For GrB_PLUS_INTx, I assumed that the behavior of integer arithmetic is modular, like it is in standard C. So for uint8_t x = 255, if you compute x=x+1, it becomes zero. As a result, there is no terminal value for GrB_PLUS_INTx or unsigned GrB_PLUS_UINTx. Someone writing in C would be surprised to see that 255+1 gives 255. It does in MATLAB but the GraphBLAS API would be read as 255+1 = 0 for uint8_t, I think. The GrB_PLUS_BOOL operator is to GrB_LOR ... which is what a C compiler does (true + true is true).

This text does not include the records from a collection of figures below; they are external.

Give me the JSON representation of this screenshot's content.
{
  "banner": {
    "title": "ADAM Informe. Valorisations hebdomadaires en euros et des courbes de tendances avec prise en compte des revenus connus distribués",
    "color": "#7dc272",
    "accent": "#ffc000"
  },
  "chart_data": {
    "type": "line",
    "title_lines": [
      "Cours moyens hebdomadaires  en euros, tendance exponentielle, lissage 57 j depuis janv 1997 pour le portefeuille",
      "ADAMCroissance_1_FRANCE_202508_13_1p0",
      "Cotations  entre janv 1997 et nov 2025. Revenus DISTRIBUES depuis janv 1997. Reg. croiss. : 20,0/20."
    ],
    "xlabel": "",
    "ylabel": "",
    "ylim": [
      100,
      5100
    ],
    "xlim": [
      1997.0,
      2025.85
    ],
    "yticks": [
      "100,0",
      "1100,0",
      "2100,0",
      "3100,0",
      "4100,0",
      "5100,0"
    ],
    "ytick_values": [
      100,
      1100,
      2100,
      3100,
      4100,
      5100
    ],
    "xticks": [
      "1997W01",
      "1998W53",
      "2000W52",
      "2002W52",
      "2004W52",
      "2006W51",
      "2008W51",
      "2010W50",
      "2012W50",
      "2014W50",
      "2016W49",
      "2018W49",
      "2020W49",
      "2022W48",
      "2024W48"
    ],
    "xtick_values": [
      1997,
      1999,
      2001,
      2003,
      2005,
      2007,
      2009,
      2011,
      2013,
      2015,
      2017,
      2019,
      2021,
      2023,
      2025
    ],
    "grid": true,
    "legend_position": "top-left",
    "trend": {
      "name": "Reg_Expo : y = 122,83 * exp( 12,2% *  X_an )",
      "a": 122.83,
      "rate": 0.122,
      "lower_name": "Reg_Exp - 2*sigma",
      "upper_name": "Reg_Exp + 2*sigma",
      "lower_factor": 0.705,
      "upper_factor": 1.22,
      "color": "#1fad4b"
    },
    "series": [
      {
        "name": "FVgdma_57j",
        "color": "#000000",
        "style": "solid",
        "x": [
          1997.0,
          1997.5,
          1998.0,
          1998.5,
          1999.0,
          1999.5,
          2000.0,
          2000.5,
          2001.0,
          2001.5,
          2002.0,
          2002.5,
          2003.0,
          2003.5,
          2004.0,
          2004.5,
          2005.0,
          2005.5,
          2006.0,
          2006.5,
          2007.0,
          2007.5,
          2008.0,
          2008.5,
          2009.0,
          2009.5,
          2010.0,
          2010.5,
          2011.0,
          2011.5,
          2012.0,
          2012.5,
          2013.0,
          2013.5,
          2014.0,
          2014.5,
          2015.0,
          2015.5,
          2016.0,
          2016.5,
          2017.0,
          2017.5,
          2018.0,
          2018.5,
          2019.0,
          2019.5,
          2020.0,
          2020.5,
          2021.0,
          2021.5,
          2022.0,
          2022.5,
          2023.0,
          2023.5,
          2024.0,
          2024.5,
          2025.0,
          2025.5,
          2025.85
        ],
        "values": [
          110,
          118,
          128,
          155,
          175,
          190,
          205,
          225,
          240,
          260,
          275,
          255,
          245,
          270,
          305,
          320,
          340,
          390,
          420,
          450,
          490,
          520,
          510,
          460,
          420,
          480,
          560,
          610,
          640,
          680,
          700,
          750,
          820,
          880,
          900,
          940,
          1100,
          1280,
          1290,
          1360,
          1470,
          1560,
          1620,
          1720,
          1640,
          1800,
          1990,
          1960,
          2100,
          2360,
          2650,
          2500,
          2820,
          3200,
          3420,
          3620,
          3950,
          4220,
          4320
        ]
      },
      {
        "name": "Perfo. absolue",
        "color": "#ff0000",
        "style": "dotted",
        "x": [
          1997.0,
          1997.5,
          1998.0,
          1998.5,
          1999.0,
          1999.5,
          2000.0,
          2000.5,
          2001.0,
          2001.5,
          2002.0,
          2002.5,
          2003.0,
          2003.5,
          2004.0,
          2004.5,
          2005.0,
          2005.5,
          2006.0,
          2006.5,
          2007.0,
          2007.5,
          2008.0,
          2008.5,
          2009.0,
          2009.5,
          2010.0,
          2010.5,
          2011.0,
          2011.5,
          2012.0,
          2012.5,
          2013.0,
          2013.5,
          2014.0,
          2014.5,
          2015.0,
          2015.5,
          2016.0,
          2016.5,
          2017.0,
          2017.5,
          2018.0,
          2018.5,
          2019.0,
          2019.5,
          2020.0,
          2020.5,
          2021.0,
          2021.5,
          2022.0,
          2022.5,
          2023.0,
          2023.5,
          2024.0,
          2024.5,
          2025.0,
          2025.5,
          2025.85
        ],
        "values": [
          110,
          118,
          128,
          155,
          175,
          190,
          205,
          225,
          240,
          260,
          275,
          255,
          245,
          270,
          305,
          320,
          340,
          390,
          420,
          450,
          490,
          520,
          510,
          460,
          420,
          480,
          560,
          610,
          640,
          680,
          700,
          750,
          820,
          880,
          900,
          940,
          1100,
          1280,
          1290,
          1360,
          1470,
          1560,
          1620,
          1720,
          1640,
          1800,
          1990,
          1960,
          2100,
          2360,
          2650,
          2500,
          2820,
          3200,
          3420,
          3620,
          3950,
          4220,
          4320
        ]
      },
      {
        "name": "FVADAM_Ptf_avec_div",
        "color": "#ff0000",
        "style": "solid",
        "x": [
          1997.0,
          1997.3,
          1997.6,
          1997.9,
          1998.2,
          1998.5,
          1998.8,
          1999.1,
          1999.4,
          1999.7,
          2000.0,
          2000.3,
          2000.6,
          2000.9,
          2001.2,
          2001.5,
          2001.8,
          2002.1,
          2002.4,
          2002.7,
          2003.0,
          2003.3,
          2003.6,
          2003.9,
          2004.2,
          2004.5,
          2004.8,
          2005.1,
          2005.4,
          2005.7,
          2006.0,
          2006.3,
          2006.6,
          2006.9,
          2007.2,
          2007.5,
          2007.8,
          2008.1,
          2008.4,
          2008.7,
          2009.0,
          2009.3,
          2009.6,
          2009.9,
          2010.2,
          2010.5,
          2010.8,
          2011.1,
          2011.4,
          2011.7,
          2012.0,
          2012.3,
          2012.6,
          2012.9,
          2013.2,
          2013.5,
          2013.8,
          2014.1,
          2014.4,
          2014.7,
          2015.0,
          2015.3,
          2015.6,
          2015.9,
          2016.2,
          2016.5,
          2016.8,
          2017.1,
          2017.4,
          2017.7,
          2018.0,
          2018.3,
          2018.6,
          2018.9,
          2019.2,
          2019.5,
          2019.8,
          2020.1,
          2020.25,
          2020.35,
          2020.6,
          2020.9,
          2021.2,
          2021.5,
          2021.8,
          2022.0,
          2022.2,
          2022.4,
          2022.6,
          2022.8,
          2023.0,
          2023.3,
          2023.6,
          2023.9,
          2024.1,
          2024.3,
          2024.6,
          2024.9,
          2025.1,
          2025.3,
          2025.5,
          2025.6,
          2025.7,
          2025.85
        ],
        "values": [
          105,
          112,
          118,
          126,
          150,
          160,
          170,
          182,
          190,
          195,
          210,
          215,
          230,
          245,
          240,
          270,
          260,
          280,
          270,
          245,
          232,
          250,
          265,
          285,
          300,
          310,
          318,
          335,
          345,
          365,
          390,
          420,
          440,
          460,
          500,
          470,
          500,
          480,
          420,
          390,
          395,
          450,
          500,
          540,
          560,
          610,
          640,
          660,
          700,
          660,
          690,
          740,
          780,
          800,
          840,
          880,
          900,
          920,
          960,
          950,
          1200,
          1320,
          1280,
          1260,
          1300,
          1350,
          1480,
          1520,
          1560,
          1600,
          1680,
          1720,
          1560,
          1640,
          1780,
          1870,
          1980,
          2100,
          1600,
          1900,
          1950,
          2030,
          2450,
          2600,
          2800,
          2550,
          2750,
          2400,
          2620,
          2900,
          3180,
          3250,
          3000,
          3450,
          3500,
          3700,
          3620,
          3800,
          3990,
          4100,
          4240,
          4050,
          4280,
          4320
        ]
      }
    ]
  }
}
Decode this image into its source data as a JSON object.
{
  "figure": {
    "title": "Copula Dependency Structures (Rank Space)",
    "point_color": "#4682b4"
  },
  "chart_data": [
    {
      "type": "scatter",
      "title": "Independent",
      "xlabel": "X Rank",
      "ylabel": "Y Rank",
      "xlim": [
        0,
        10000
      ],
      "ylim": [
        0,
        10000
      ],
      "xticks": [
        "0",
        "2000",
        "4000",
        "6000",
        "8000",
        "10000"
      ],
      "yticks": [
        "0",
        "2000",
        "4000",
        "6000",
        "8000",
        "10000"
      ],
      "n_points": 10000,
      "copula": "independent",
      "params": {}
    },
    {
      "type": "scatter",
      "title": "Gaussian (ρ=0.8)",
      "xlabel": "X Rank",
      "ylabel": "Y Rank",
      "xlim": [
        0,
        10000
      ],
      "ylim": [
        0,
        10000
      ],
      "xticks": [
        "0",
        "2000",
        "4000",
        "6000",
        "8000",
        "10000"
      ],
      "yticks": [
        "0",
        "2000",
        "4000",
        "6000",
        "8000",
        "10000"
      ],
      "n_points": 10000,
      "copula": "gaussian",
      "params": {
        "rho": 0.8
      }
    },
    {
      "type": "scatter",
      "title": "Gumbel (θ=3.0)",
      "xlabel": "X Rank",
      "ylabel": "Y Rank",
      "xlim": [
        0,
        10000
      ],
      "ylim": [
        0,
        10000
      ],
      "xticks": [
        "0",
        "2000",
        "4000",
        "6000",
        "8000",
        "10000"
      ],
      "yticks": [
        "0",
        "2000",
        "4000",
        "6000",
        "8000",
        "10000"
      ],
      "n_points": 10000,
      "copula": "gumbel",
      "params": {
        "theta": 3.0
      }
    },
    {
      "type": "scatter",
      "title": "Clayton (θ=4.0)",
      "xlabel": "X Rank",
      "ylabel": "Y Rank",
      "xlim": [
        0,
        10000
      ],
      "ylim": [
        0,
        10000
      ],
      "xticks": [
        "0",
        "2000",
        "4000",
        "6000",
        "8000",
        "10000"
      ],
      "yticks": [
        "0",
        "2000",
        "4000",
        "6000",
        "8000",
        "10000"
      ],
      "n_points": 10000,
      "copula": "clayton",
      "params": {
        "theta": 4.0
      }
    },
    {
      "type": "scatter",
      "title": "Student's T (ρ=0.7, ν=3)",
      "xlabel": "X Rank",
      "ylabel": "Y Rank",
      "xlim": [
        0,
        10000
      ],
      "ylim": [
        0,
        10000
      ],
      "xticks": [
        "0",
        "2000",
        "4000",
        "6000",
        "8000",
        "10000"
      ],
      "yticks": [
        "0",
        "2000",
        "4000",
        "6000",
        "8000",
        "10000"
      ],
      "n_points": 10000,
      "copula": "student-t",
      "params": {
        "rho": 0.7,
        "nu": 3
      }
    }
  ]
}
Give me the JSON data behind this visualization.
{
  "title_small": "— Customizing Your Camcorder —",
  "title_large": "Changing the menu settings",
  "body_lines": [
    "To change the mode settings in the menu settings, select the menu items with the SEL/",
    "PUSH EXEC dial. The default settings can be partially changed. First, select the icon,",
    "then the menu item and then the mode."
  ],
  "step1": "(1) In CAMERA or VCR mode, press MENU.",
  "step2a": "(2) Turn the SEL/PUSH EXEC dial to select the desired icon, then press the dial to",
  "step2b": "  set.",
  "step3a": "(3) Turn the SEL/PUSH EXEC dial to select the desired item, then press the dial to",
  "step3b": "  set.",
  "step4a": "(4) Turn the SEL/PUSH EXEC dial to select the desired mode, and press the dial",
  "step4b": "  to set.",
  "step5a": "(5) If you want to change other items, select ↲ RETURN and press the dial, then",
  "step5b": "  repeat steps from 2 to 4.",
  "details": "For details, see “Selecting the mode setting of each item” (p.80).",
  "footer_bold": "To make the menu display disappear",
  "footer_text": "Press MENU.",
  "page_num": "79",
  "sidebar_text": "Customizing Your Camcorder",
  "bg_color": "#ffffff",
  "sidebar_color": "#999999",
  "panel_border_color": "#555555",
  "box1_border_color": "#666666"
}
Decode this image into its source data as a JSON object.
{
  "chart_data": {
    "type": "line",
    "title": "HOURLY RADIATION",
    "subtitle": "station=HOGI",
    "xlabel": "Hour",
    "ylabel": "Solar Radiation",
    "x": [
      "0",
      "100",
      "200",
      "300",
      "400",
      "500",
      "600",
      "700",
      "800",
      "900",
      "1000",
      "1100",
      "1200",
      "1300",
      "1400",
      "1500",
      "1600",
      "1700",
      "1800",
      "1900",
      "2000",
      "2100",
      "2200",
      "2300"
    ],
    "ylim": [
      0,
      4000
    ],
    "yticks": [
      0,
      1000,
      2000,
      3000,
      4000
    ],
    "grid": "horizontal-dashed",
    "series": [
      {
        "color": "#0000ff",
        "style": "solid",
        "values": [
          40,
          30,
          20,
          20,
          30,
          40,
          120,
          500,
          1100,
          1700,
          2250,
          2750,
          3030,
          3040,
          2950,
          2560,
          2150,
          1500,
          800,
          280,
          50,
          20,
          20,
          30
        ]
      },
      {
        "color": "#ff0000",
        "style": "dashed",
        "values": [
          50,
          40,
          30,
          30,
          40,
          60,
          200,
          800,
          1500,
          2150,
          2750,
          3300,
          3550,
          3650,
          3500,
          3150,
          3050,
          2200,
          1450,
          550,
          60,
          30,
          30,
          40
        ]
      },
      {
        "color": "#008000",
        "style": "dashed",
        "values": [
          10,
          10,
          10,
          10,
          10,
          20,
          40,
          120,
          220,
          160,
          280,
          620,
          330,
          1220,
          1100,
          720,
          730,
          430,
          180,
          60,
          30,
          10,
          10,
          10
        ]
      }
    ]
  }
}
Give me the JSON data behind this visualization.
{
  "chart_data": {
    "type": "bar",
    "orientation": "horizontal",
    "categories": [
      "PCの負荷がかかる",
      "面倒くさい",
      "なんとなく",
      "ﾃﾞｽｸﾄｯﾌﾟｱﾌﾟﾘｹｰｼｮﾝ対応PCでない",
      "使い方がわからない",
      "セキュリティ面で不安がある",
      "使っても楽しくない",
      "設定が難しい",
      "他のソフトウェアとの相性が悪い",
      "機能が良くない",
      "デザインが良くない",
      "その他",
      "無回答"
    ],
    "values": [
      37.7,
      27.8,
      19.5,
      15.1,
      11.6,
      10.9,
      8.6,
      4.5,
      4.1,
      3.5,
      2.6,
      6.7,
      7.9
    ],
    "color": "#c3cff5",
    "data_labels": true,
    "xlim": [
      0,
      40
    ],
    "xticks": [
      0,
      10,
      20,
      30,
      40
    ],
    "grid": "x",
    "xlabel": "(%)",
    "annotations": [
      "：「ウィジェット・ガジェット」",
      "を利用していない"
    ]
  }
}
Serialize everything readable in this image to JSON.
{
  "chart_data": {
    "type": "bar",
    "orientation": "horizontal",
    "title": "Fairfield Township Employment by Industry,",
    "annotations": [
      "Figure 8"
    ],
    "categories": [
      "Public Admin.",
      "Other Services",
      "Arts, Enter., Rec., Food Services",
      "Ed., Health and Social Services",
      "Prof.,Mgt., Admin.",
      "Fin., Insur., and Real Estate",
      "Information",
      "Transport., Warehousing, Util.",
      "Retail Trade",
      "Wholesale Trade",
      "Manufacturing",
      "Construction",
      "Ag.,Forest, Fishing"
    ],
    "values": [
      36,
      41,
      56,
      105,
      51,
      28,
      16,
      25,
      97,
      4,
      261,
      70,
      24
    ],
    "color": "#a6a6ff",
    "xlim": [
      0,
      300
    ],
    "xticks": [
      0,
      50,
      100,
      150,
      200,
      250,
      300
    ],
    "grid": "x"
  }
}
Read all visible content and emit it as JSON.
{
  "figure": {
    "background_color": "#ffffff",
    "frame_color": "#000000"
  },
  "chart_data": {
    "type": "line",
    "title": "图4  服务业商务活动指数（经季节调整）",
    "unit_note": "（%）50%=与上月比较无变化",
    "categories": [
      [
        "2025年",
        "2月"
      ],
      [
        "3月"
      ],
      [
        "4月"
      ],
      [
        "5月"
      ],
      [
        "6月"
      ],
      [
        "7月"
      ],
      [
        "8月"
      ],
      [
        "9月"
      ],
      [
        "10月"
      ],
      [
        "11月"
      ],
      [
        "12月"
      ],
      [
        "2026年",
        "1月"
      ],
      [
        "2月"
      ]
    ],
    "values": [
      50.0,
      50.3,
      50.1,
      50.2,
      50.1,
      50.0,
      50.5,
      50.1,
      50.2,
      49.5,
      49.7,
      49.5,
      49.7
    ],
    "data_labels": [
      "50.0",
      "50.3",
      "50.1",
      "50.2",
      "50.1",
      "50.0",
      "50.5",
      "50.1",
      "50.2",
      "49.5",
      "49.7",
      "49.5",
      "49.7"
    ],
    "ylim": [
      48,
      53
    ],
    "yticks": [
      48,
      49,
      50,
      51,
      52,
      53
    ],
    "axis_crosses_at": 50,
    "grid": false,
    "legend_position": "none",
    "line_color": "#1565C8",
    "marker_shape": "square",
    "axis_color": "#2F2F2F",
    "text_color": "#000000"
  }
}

tgmattso commented 3 years ago

This makes sense to me.

manoj63 commented 1 year ago

The value of Monoid_terminal is in applying a function iteratively until the terminal value is reached. Two points: 1) We can be more general - we should define the fixed point function which takes a function f, and applies f repeatedly until a specified value is reached. 2) Takes a function f, and applies f repeatedly until a fixed point is reached, i.e., the value is converged.

:-) I am borrowing this idea from the GPI specification and will be happy to write it in an issue.